Review Summary: An album that would've been a much more suitable and less abrupt conclusion to one of the greatest rock groups in history [The Replacements] than 1990's "All Shook Down".
Paul Westerberg: Lead vocals & guitar
Tommy Stinson: Bass
Slim Dunlap: Guitar
Chris Mars: Drums
It had been a whopping five years since the release of their highly-praised magnum opus, "Let It Be", and also since the Minneapolis alternative rock quartet the Replacements supposedly sold their souls to a major label (Sire). After putting out a slew of 80s alt rock classics such as "Tim" and "Pleased To Meet Me", the Mats must have finally decided to tone it down a bit with their humorous anger and their traditional punk rock roots altogether and to just give more of a straightforward rock sound, but nevertheless on 1989's "Don't Tell a Soul", listeners still had Paul Westerberg's introspective lyrics intact.

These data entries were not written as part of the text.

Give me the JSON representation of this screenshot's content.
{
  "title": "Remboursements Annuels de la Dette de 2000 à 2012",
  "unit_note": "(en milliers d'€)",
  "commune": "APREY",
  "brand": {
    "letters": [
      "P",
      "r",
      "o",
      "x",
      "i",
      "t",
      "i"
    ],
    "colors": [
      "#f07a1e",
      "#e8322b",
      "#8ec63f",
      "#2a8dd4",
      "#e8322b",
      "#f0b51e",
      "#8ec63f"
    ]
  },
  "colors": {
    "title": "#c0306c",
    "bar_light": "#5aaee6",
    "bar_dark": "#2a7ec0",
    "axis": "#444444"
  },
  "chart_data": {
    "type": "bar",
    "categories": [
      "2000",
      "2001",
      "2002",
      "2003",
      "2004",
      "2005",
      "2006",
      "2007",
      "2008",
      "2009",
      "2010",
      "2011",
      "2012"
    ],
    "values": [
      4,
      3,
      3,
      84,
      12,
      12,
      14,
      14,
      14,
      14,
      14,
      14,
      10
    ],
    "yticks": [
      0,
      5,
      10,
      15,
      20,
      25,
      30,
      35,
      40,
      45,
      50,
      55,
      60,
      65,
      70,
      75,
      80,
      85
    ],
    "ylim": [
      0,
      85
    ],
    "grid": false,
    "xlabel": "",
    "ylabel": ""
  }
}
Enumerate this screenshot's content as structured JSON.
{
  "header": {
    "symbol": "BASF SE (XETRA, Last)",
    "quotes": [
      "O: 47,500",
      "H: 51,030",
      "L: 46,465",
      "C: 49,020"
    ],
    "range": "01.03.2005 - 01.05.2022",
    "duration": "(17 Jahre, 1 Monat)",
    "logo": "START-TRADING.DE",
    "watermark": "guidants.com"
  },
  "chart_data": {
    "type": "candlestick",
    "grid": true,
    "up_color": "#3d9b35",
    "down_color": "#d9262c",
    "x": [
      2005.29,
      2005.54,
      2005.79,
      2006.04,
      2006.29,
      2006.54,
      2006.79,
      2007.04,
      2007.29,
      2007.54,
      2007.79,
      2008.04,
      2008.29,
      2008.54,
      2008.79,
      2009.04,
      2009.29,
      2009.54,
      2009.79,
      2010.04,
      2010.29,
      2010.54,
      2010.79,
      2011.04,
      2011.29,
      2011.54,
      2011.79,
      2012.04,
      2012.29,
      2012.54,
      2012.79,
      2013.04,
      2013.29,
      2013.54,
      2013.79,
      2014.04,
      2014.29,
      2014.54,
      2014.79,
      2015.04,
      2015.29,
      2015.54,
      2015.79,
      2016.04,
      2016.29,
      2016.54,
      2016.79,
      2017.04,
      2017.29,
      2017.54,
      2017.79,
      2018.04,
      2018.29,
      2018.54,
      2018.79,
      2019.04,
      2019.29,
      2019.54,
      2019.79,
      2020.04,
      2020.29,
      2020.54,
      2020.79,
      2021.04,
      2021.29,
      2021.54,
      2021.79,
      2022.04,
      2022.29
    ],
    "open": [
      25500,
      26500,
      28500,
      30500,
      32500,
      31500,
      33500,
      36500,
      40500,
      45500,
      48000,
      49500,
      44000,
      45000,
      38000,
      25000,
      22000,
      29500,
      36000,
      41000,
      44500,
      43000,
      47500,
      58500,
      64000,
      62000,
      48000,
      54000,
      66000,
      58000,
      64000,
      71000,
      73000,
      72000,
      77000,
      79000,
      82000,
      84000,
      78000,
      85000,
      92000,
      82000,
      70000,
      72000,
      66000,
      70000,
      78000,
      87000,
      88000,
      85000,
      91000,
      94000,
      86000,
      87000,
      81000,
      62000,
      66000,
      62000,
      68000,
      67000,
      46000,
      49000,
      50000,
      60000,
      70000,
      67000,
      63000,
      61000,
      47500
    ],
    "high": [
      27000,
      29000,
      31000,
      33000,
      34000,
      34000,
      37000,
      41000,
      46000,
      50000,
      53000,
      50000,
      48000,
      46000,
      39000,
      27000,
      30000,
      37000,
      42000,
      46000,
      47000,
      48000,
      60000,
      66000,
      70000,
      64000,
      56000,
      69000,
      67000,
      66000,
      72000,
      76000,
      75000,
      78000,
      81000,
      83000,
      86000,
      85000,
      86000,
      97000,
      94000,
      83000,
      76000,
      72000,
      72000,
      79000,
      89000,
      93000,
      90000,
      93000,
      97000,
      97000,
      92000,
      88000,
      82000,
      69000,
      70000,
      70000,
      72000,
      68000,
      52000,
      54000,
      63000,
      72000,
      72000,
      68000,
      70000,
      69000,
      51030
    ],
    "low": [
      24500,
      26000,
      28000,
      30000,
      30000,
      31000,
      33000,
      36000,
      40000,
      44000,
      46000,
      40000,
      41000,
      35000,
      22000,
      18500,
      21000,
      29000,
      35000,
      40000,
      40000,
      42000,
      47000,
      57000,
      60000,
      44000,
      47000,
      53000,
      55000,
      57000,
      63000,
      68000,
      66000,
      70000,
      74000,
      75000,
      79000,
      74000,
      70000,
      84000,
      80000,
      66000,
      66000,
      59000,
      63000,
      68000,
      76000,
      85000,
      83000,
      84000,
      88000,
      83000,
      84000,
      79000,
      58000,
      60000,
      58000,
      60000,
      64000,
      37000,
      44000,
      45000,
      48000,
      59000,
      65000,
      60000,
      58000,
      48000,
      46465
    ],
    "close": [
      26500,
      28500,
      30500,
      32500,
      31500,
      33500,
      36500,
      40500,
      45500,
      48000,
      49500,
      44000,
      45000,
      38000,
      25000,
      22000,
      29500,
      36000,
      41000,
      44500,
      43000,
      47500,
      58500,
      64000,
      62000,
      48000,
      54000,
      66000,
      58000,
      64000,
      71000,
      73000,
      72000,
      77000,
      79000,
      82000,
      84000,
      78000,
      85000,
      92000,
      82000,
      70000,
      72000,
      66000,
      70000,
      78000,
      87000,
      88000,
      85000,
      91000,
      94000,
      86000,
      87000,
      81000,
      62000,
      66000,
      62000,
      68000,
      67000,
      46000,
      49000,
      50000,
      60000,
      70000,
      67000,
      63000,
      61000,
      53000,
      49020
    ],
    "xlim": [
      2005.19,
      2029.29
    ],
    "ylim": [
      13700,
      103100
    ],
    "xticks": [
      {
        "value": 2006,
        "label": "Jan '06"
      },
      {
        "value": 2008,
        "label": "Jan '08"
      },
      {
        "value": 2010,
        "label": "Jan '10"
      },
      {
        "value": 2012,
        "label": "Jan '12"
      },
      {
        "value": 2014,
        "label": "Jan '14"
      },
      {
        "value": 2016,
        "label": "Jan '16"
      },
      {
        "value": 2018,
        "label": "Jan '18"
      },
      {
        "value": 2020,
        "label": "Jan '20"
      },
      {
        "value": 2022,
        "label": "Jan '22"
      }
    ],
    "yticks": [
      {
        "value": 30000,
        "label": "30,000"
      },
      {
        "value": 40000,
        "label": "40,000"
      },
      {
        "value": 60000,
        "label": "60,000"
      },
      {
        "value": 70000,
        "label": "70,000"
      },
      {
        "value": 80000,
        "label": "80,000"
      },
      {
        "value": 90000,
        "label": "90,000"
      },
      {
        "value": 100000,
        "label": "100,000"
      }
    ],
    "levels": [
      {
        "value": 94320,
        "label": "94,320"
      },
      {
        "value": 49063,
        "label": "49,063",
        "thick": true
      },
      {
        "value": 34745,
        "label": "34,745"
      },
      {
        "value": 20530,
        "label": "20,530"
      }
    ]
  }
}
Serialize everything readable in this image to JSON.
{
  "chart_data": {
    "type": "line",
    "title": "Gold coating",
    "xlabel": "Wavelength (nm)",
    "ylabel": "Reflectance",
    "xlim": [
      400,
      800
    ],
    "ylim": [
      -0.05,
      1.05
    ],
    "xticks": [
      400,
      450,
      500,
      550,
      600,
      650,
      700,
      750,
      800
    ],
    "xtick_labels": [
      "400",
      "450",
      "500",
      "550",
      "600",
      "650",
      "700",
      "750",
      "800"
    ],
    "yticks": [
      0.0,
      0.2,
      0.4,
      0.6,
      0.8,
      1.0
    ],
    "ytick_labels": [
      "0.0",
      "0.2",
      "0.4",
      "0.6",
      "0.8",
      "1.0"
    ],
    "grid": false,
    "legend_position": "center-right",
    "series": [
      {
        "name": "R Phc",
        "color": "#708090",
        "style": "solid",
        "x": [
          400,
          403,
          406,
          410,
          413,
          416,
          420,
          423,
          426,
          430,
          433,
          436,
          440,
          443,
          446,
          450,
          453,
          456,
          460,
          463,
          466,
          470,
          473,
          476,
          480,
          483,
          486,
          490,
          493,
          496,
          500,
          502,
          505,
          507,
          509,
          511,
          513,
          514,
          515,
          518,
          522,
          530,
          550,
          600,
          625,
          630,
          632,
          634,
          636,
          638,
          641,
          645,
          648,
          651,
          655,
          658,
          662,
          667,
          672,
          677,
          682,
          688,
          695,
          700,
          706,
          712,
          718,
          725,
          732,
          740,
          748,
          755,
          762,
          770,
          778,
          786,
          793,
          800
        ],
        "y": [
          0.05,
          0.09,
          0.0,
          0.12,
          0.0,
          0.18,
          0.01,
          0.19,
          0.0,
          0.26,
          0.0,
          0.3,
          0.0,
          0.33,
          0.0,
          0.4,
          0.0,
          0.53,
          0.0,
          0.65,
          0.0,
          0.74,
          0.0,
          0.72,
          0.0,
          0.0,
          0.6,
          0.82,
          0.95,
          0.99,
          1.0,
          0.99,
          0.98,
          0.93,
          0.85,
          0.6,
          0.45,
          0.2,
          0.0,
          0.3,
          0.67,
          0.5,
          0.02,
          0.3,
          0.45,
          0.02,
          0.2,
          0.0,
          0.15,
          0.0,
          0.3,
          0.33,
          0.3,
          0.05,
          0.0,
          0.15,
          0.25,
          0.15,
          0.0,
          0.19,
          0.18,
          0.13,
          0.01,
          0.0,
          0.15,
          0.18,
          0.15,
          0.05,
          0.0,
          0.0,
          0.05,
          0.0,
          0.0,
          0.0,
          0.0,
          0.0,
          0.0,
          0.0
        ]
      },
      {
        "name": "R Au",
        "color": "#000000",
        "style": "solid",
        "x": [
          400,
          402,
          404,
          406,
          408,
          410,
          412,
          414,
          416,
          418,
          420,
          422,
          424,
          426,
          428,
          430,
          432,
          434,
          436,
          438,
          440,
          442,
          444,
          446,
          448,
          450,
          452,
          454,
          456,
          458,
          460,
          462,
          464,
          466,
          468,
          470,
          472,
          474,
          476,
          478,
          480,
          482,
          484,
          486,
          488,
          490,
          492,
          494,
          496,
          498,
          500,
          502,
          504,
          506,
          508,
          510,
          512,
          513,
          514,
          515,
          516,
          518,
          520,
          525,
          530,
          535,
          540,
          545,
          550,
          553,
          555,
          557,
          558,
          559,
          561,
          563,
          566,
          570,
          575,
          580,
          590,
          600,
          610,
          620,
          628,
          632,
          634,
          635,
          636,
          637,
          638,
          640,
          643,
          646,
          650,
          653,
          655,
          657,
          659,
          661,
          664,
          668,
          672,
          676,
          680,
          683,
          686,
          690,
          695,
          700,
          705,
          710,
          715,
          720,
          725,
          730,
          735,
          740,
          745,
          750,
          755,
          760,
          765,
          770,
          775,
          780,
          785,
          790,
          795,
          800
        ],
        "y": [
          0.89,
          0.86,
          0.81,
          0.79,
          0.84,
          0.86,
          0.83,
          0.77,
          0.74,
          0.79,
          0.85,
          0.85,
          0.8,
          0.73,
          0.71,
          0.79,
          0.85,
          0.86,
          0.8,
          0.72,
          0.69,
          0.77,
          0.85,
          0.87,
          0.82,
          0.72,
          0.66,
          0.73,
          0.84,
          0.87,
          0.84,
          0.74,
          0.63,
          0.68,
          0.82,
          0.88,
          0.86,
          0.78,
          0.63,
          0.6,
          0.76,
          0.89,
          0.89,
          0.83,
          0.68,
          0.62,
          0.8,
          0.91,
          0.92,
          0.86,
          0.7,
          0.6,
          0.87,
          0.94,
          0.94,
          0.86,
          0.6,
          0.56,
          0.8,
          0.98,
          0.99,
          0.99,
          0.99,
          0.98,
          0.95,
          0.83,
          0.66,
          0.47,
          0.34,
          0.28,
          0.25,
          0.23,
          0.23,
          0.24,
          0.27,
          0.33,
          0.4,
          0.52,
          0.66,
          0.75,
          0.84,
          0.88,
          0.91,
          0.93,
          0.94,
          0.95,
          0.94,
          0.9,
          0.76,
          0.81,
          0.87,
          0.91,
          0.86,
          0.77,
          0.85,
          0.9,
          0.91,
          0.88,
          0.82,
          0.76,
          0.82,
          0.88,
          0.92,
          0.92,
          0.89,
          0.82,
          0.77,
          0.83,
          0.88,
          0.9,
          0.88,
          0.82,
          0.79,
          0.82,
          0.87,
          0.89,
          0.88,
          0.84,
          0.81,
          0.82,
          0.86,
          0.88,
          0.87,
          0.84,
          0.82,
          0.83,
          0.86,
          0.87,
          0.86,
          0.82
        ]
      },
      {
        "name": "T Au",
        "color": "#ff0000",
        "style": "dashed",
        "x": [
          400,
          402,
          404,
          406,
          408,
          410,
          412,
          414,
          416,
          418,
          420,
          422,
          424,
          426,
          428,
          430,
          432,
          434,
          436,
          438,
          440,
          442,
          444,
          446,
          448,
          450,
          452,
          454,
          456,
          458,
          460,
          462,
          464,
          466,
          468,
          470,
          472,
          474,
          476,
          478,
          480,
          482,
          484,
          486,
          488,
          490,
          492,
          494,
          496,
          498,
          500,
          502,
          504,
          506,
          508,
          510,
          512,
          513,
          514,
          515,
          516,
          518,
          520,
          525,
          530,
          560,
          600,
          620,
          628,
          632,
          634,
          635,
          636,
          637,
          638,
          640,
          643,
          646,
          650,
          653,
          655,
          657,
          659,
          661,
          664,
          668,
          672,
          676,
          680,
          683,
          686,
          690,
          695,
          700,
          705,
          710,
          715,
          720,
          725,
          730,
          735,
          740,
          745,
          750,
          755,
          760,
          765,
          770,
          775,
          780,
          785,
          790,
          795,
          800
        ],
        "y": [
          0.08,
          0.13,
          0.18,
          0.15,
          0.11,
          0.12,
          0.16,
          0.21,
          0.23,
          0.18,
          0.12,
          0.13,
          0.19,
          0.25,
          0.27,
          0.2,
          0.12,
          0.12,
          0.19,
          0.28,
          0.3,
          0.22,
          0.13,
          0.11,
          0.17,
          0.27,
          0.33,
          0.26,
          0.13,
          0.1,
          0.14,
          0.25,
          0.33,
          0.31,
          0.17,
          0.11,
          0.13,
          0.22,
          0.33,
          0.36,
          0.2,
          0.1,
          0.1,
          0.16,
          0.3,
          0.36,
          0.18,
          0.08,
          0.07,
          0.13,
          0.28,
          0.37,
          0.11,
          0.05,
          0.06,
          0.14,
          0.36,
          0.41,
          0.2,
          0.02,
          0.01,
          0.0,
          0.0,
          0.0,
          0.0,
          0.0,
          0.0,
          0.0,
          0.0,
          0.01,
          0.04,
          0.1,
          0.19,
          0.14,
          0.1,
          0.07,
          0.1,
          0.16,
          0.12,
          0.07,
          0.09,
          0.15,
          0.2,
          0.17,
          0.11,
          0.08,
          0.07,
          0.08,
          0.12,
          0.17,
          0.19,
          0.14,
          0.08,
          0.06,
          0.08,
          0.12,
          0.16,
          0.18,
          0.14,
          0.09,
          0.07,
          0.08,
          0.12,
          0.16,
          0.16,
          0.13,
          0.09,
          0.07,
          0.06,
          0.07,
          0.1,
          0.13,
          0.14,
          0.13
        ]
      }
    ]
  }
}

Taking more of a early-era college rock approach on this album just as they had presented to a certain extent on previous works like 1983's "Hootenanny" and 1984's "Let It Be", the band gives us a touching musical sensation of mature lyrical themes and a bit of private disillusionment from their usual perspective as funny and mischievous adolescents, rather than trying to maintain some sort of hipper-than-thou feel to it. Just like your typical Replacements album, "Don't Tell a Soul" opens on am appropriately-straightforward note with the first track "Talent Show". The song introduces us to the overall theme of the album with lyrics such as "In my waxed up hair and my painted shoes, got an offer that you might refuse","We ain't much to look at so close your eyes, here we go", and "It's too late to turn back, now here we go".
Next we move on to the second track, "Back To Back", which probably kicks off with one of the best Replacements guitar intros I've ever heard since "I Will Dare" or "Kick Your Door Down", but still is not nearly as aggressive or energetic as their previous anthems. Just like "Talent Show", "Back To Back" seems to maintain both a clear and refined quality of sound thanks to producer Matt Wallace and also has a good flow in the rhythm throughout the entire song. The third track, "We'll Inherit the Earth" breaks in with fresh and fast acoustic strumming as Paul Westerberg makes his way into the song with his line "Shocking how nothing shocks anymore". The song is probably my favorite off of the album. It just has some of the band's best lyrics. "We can't hold our tongues at the top of our lungs!" Come on that's just an ingeniously simple rhyme that'll make listeners kick themselves for not thinking of it before.
With more traditional and humble rock tunes like "Achin' To Be", "They're Blind", and "I'll Be You", 1989's "Don't Tell a Soul" definitely could qualify as one of the earliest college rock albums standing with R.E.M.'s "Murmur" and several other albums of the 1980s. It is also the Mats' most lyrically-oriented album, but it does contain some catchy melodies here and there as well as some undeniably great rhythm to it. However, for your average rock listener today, it may come off as a tad dull or vapid seeing as its such an easy-going record in comparison to the Replacements' earlier works, but hey I say they should just grow some tolerance for more mature and relaxing music or else they won't know what they're missing.
After the eight track and first single released off of this album, "I'll Be You", we get a listen to the most as well as the only energetic track on this entire work, "I Won't". The song is just so exciting with the upbeat and heavy tempo with Westerberg singing "You want to send a letter or a note" and howling "I wo-wo-wo-wo-wo-won't" like some sort of Native American blues singer.
Unfortunately, not all albums can be perfect. Not even this particular Mats record. It closes on a rather boring note with the last two tracks "Rock n' Roll Ghost" and "Darlin' One", "Ghost" being the most dull out of the two in my opinion. Lyrically, they're not too shabby and I think they met up to the expectation of mature and wise lyrics that was established on this album, but musically the final two songs are just a bit listless. I know it seems a bit unreasonable to most people to just go and knock an album's musical merit or magnitude down just for the lack of quality in only one or two songs, but it's only an eleven track album here anyway and 2 out of 11 is a significant enough portion of an album to make such an overall judgement. Plus, with what we've heard from the "last best rock band of the 80s", we knew all along that they've done much better in concluding an album (i.e. "Answering Machine", "Can't Hardly Wait", "Treatment Bound", "Here Comes a Regular", etc.) However, I'd still listen to this over their final album "All Shook Down", which seems much more like the start of Westerberg's solo career than the absolute end of the Replacements saga in alternative music.